I regularly have athletes coming to me because they want to improve their run off the bike. The first response is the athlete thinks they need to run more. Sometimes this is the case but often it's not. Running for a 1500 m track event and running off of a 90 km or 180 km bike are two completely different things. I've seen athletes hiring a run coach to improve their running, then see their 400m times improve, but still fall short when it comes to having a good run off the bike. Here are my 10 tips to helping you have a better run off the bike in triathlon:
1. Get off your toes
I'm not sure when the forefoot running first came out but I'm almost certain it wasn't discovered in triathlon! Teaching athletes to strike from the front of the foot leads to nothing but lower leg injuries and for most is not sustainable, especially for a 42 km run off the bike. This style of running takes the key muscles out of the equation (glutes) and puts way too much pressure on the lower leg and calf. When an athlete is tired and completely depleted it makes no sense, in my opinion, to keep loading up the smaller muscle groups. Now there is still the odd runner out there who can sustain an Ironman marathon on their toes, but it's more than likely that they’ve been running a high volume for most of their lives and can get away with it. Even Haile Gebrselassie, a former marathon world record holder, when asked what he changed to improve his marathon times, said he needed to move to more of a heel strike.
2. Work on high run cadence
In general, increasing run turnover will help an athlete run faster. In the second half of the run when the body is out of "spring", a long stretched out stride just takes too much energy out of the athlete. We aim for a cadence of 90 strides per minute for most people. For people with shorter legs, it is often higher at around 95-100.
3. Improve run efficiency
One of the most important factors for a good Ironman marathon is being as efficient as possible.
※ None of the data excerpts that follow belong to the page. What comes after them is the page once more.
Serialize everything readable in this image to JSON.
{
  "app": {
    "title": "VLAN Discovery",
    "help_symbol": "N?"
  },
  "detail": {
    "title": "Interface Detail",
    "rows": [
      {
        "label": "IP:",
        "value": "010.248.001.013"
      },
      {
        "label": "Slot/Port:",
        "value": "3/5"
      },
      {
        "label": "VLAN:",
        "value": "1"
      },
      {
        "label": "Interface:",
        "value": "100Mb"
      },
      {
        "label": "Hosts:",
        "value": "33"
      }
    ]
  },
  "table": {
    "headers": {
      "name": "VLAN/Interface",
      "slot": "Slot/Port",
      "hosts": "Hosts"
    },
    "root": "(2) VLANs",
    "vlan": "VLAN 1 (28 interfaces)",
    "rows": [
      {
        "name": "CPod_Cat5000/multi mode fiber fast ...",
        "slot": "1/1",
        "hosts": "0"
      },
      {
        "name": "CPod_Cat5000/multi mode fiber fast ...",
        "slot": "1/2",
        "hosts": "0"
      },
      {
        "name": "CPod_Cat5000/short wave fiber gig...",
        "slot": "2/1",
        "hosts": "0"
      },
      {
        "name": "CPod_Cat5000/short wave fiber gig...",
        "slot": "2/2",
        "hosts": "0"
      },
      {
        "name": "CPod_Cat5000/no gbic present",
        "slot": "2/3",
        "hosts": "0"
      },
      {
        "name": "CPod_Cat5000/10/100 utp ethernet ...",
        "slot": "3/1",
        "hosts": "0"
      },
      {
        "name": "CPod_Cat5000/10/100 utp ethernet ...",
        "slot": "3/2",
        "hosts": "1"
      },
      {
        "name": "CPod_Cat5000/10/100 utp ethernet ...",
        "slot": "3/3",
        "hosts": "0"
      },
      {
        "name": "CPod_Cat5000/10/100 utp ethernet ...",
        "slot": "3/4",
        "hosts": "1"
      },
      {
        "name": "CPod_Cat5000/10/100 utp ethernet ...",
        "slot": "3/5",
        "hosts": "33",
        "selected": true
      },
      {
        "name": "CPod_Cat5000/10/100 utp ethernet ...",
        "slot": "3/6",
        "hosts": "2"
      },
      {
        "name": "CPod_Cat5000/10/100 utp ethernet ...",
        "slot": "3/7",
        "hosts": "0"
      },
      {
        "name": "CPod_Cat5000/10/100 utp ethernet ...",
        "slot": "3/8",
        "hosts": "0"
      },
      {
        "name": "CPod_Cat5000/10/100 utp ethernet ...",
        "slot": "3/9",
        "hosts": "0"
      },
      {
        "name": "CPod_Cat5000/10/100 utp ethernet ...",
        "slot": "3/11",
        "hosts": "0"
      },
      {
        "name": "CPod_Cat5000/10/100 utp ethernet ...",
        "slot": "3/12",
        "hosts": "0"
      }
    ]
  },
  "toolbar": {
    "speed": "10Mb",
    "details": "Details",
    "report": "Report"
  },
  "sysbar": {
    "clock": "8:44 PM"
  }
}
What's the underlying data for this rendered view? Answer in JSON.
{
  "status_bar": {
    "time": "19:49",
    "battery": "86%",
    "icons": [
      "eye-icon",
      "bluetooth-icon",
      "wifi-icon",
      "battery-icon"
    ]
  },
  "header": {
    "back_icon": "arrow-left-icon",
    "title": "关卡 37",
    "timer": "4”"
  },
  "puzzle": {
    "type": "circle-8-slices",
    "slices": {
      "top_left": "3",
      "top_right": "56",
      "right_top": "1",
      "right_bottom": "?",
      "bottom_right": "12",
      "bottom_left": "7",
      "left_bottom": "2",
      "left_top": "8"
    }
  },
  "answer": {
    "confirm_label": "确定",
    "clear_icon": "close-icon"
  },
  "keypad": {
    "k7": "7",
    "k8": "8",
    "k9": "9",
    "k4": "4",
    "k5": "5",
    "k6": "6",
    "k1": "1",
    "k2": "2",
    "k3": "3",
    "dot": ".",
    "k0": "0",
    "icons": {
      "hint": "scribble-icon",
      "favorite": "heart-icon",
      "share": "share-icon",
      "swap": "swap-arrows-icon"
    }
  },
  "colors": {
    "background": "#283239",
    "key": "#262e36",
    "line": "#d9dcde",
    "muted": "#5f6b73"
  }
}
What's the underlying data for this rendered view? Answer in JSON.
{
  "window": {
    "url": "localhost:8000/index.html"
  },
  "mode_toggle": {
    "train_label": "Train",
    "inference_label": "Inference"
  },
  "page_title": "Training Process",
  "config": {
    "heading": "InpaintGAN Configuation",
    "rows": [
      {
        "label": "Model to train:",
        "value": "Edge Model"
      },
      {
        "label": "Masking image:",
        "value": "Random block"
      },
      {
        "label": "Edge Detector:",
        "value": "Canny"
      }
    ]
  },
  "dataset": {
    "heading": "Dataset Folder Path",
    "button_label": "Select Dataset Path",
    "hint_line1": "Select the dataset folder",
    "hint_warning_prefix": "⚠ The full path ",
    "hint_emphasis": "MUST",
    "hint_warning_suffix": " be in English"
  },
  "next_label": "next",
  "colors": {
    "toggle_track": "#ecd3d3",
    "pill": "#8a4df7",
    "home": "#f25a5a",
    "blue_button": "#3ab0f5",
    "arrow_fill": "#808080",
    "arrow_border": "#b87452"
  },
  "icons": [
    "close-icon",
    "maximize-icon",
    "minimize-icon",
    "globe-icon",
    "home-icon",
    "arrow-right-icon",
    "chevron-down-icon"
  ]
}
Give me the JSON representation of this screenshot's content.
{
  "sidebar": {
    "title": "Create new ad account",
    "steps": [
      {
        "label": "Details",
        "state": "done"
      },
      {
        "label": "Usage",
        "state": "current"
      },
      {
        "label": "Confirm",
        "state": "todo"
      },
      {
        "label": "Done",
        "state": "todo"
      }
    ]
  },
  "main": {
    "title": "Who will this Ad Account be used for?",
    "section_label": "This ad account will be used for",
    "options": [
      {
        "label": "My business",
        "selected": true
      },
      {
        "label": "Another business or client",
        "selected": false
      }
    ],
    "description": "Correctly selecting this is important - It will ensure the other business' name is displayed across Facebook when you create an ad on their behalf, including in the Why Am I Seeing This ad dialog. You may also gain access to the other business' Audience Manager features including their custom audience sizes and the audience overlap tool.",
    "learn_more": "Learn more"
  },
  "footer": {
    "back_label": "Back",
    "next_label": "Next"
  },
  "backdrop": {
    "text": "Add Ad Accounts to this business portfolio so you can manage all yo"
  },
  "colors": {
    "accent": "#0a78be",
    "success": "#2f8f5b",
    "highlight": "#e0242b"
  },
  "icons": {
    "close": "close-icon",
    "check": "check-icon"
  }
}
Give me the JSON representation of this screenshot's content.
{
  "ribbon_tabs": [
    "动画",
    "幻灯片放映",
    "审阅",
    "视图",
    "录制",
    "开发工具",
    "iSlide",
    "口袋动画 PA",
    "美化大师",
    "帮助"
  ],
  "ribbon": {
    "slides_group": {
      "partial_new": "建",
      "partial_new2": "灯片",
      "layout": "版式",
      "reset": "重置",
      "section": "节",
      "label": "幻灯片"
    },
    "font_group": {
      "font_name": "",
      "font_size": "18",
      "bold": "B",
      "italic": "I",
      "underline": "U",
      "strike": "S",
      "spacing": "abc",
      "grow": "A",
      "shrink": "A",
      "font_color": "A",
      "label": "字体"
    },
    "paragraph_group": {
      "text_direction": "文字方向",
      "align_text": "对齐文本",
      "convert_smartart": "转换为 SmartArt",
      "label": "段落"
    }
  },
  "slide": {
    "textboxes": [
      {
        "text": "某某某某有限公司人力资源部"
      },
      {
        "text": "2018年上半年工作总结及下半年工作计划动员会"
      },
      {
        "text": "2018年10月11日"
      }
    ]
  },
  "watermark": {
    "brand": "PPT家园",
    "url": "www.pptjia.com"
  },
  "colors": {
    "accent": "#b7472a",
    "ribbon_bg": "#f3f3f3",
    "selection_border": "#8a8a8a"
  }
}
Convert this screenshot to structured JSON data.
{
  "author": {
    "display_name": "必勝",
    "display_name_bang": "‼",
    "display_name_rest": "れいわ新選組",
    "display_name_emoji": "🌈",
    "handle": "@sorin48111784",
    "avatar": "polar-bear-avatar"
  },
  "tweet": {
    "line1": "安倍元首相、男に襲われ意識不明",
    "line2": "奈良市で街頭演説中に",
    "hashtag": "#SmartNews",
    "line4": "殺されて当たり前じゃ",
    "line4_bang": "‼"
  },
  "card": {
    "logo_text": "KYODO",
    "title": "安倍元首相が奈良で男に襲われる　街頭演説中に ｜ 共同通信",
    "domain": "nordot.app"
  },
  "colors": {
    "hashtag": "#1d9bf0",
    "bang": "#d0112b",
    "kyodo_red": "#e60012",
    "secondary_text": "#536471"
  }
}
The best ways I have found to improve run efficiency is to increase your turnover (as mentioned above), staying upright (not leaning forward), reducing your vertical oscillation (the amount you bounce up and down every step), keeping your arms up closer to your chest, and keeping your legs low (reducing the amount of hamstring kick at the back of your stride). It’s important to always focus on holding a good technique as you get more fatigued at the end of your sessions. We call this TUF (technique under fatigue). If you ever notice the best runners in the back half of a race, you will almost always notice a similar thing, they still look good even though they may be hurting because they are efficient!
4. Get on the treadmill
If your main problem is either needing to get your cadence up or you struggle from running injuries, then my suggestion is to get on the treadmill. It helps with turnover as it's almost impossible to overstride. The surface also helps lessen the impact on the body. Also, when athletes are trying to improve their bike, treadmill running works well as they are able to recover faster from a treadmill run so they can hit the bike hard enough on the non-running days.
5. Get your bike stronger
When I won my age group at Ironman Australia in 2015 with the fastest female run split, I did not do more running that year, in fact, it was the opposite (it was 65 km/week max). I actually did less running and just worked on my bike strength with a tonne of big gear work on the bike. I recently had an athlete run a 2:57 marathon (a 12 min marathon PB) after a PB bike this year. The main thing we worked on was proper fuelling and more big gear training on the bike, NOT more running.
6. Run more hills
This is fairly obvious, but long-distance triathlon is very much a strength sport where strength endurance is the key component to a successful race. Running hills, just like pushing big gears on the bike, will help you run faster on the flat. It also helps prevent running injuries. At Trisutto we generally like to run hills every 3rd run or so.
7. Build mileage slowly
You can only get better if you’re not injured. One of the best ways to reduce the chances of injury is to build up the mileage slowly. I recommend increasing run volume by no more than 10% per week. At Trisutto we say “hurry slowly”. For most females, it’s best to only run every second day, in order to rest the bones on the non-run days.
8. Double or triple run days
Double or triple run days is a great way to get the mileage up instead of just a really long run on the weekend. This also helps keep the run quality up and generally less risk for injury as opposed to just going long and slow every weekend.
9. Make most of your run’s progressive
There are a few reasons for doing this. The first is there is less chance of injury when you start your runs slower. If the muscles are tired from the training load, they often need more time to warm up and get all the big muscles firing. If you step out the front door and go straight into a hard run (which needs the large muscle groups) you increase the risk of pulling something. Also, I've never seen it work in a race to start too fast. You will almost always finish a race/session better if you start easier and finish fast. It seems to work ok for the Kenyans.
10. Stay fuelled
Staying well fuelled in my opinion is the key factor for staying injury-free. Any injuries I've seen have almost 100% of the time happened from under fuelling or losing weight too quickly. It's a tough subject because the main thought is “if I lose weight I will run faster”. Yes, this can be true, but if you are injured from losing weight and can't run, you obviously won't improve. Do some athletes need to stay bigger to improve? Yes. Could some athletes lose weight to improve? Yes. It all depends on the size of the engine and frame of the athlete. If you are an athlete who may have a little bit too much extra weight, my advice is to try and lose it slowly and more in the offseason when the training intensity/load isn't too high.